「ジジイの昭和絵日記」沢野ひとし著
「ジジイの昭和絵日記」沢野ひとし著
著者は1944年、終戦の前年生まれ。両親の仕事の関係で生まれ故郷愛知県から東京・中野、千葉、また中野へと移り住み、戦後復興と共に成長してきた。
小学校の運動会の景品でもらった納豆をこっそり食べたこと、4年間実施されたサマータイムと世間の反発、戦後の引き揚げ者で防空壕に住んでいた転校生マサルの生きるたくましさ。そして景気回復を見込んで東京に出てきたものの、両親の事業が行き詰まり倒産するが、ひとし少年は子どもらしく、日々の遊びや発見に夢中だった様子が、各ページの下に添えられたイラストと共につづられる。

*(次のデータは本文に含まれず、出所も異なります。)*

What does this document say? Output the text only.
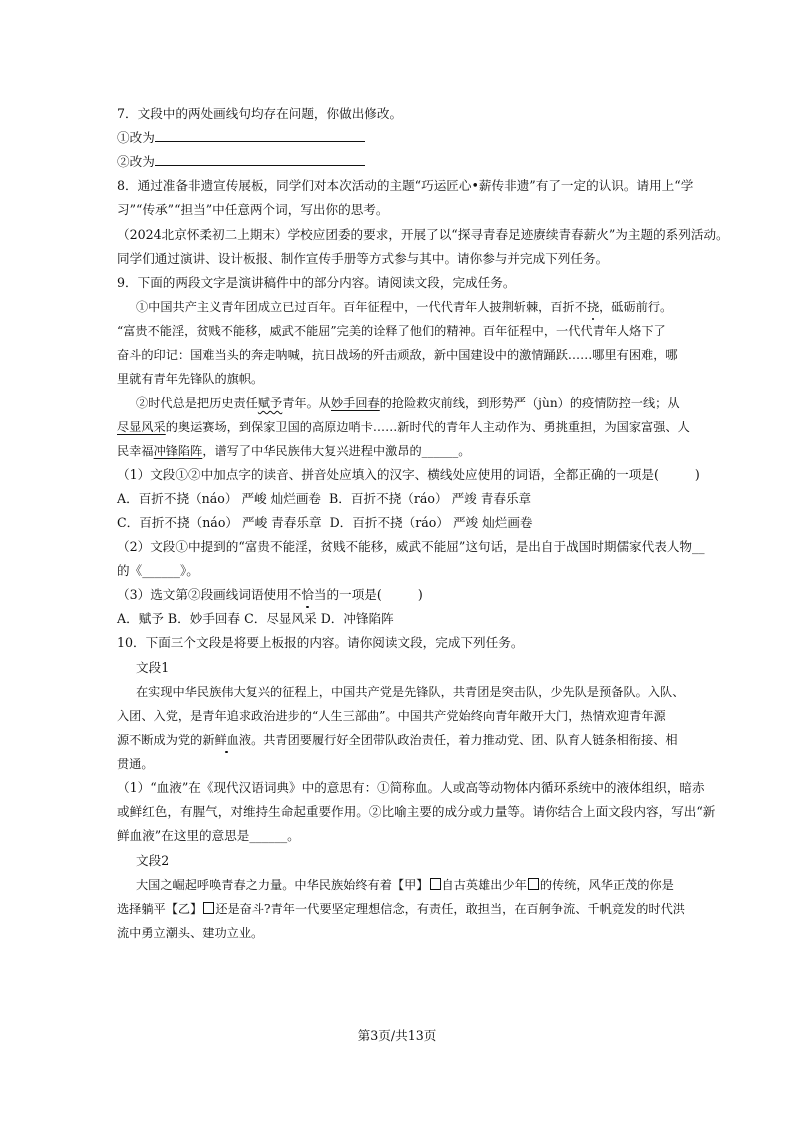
7．文段中的两处画线句均存在问题，你做出修改。
①改为
②改为
8．通过准备非遗宣传展板，同学们对本次活动的主题“巧运匠心•薪传非遗”有了一定的认识。请用上“学
习”“传承”“担当”中任意两个词，写出你的思考。
（2024北京怀柔初二上期末）学校应团委的要求，开展了以“探寻青春足迹赓续青春薪火”为主题的系列活动。
同学们通过演讲、设计板报、制作宣传手册等方式参与其中。请你参与并完成下列任务。
9．下面的两段文字是演讲稿件中的部分内容。请阅读文段，完成任务。
①中国共产主义青年团成立已过百年。百年征程中，一代代青年人披荆斩棘，百折不挠，砥砺前行。
“富贵不能淫，贫贱不能移，威武不能屈”完美的诠释了他们的精神。百年征程中，一代代青年人烙下了
奋斗的印记：国难当头的奔走呐喊，抗日战场的歼击顽敌，新中国建设中的激情踊跃……哪里有困难，哪
里就有青年先锋队的旗帜。
②时代总是把历史责任赋予青年。从妙手回春的抢险救灾前线，到形势严（jùn）的疫情防控一线；从
尽显风采的奥运赛场，到保家卫国的高原边哨卡……新时代的青年人主动作为、勇挑重担，为国家富强、人
民幸福冲锋陷阵，谱写了中华民族伟大复兴进程中激昂的______。
（1）文段①②中加点字的读音、拼音处应填入的汉字、横线处应使用的词语，全都正确的一项是(	)
A．百折不挠（náo） 严峻 灿烂画卷 B．百折不挠（ráo） 严竣 青春乐章
C．百折不挠（náo） 严峻 青春乐章 D．百折不挠（ráo） 严竣 灿烂画卷
（2）文段①中提到的“富贵不能淫，贫贱不能移，威武不能屈”这句话，是出自于战国时期儒家代表人物__
的《______》。
（3）选文第②段画线词语使用不恰当的一项是(	)
A．赋予 B．妙手回春 C．尽显风采 D．冲锋陷阵
10．下面三个文段是将要上板报的内容。请你阅读文段，完成下列任务。
文段1
在实现中华民族伟大复兴的征程上，中国共产党是先锋队，共青团是突击队，少先队是预备队。入队、
入团、入党，是青年追求政治进步的“人生三部曲”。中国共产党始终向青年敞开大门，热情欢迎青年源
源不断成为党的新鲜血液。共青团要履行好全团带队政治责任，着力推动党、团、队育人链条相衔接、相
贯通。
（1）“血液”在《现代汉语词典》中的意思有：①简称血。人或高等动物体内循环系统中的液体组织，暗赤
或鲜红色，有腥气，对维持生命起重要作用。②比喻主要的成分或力量等。请你结合上面文段内容，写出“新
鲜血液”在这里的意思是______。
文段2
大国之崛起呼唤青春之力量。中华民族始终有着【甲】 自古英雄出少年 的传统，风华正茂的你是
选择躺平【乙】 还是奋斗?青年一代要坚定理想信念，有责任，敢担当，在百舸争流、千帆竞发的时代洪
流中勇立潮头、建功立业。
第3页/共13页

やがて少年は青年になり、社会では60年安保、東京オリンピック、羽田闘争、デモが起こる。直接的には関わりのなかった著者だが、当時の風俗や人々との出会いと個人的なエピソードを交えて時代を活写する。同時に山を歩き、「本の雑誌」に関わり、独立、と張り切って仕事をし、目いっぱい遊んだ姿も浮かび上がってくる。
戦後と共に生きてきた著者がつづる昭和の時代は、底知れぬパワーに満ちていて、懐かしく読む者も多いだろう。政治への関心も、酒もケンカも遊びも皆が真剣だった。著者も時代を面白がった。
この80年、戦争が起こらなかった「平和」の尊さがしみじみ伝わる昭和史。
巻末には「満洲絵日記」も掲載。